Emergence of heavy tails in homogenized stochastic gradient descent
Zhe Jiao, Martin Keller-Ressel
TL;DR
The work tackles why neural network parameters trained with SGD tend to exhibit heavy-tailed distributions and how this tail behavior depends on optimization settings. By treating SGD as a diffusion via homogenized stochastic gradient descent (hSGD) and mapping its dynamics to Pearson diffusions, the authors derive explicit upper and lower bounds on the asymptotic tail-index η, providing quantitative links between learning rate, batch size, regularization, and data geometry. They validate the theory with experiments that show the SGD tails are well approximated by skew-t distributions, with empirical tails staying between the theoretical bounds and showing sensitivity to γ, B, and d. The findings challenge claims that Brownian-driven SDEs cannot capture SGD tails and offer a principled framework to relate tail behavior to generalization and optimization performance. This contributes a rigorous, quantitative lens on heavy tails in SGD and their implications for training dynamics and generalization in deep learning.
Abstract
It has repeatedly been observed that loss minimization by stochastic gradient descent (SGD) leads to heavy-tailed distributions of neural network parameters.

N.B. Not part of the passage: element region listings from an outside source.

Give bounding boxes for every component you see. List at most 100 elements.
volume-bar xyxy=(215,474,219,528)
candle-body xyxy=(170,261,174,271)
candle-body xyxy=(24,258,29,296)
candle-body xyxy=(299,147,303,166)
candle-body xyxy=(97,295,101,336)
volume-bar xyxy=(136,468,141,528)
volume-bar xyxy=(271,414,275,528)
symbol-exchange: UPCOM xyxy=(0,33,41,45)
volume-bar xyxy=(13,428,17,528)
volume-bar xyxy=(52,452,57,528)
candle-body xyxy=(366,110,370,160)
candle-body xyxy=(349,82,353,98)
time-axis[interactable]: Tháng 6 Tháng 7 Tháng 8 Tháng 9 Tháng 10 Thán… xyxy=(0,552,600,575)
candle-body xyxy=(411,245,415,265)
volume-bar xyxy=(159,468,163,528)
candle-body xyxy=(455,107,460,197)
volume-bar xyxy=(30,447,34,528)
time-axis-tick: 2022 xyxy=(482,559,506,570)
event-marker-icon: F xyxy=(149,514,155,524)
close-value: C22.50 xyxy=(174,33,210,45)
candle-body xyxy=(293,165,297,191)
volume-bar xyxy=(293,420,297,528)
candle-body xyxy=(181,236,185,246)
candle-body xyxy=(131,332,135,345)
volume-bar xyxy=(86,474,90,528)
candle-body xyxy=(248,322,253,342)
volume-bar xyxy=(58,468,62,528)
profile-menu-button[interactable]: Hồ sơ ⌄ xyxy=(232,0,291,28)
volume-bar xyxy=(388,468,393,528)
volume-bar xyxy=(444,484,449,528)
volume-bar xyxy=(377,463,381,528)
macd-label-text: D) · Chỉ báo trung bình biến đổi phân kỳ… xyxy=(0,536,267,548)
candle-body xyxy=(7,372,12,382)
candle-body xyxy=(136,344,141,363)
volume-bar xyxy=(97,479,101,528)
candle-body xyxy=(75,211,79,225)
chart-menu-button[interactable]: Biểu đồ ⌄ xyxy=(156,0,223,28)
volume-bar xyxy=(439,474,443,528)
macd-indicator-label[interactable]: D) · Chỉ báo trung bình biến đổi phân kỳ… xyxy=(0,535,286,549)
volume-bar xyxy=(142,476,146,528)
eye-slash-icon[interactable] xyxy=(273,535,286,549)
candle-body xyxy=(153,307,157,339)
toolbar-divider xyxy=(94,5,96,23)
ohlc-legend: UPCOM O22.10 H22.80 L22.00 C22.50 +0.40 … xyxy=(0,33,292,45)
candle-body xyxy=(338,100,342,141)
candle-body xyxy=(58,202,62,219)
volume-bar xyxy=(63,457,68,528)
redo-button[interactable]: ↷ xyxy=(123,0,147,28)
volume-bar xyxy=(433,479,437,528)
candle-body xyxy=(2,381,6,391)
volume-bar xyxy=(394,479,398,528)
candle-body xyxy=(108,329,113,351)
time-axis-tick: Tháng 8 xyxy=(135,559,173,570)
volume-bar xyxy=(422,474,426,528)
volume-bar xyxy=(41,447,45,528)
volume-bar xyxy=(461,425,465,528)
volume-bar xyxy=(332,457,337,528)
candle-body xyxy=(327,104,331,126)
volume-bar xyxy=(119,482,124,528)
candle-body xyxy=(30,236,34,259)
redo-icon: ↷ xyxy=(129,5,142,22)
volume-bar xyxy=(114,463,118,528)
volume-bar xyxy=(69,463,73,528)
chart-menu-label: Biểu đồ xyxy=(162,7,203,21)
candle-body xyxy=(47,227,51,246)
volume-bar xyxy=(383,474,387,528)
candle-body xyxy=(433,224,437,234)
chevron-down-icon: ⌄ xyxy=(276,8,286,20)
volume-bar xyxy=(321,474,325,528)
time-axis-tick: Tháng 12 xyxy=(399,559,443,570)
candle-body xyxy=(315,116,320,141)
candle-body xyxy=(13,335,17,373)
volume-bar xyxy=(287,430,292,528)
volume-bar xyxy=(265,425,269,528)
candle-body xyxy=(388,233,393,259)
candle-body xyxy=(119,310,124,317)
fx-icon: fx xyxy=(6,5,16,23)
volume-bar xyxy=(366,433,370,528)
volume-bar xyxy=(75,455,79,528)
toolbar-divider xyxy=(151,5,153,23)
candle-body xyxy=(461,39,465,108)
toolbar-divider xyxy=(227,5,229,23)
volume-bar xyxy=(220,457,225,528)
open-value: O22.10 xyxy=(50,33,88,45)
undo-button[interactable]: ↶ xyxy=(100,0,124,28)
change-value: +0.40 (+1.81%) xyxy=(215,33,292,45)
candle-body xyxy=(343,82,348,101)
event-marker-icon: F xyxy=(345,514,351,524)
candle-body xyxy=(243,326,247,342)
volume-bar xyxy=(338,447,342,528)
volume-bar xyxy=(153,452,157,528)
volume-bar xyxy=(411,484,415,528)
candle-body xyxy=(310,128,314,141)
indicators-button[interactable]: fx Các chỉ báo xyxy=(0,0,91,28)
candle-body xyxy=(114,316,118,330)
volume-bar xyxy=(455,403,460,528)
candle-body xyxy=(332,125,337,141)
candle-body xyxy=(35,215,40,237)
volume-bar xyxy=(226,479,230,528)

Here, we analyze a continuous diffusion approximation of SGD, called homogenized stochastic gradient descent, show that it behaves asymptotically heavy-tailed, and give explicit upper and lower bounds on its tail-index. We validate these bounds in numerical experiments and show that they are typically close approximations to the empirical tail-index of SGD iterates. In addition, their explicit form enables us to quantify the interplay between optimization parameters and the tail-index. Doing so, we contribute to the ongoing discussion on links between heavy tails and the generalization performance of neural networks as well as the ability of SGD to avoid suboptimal local minima.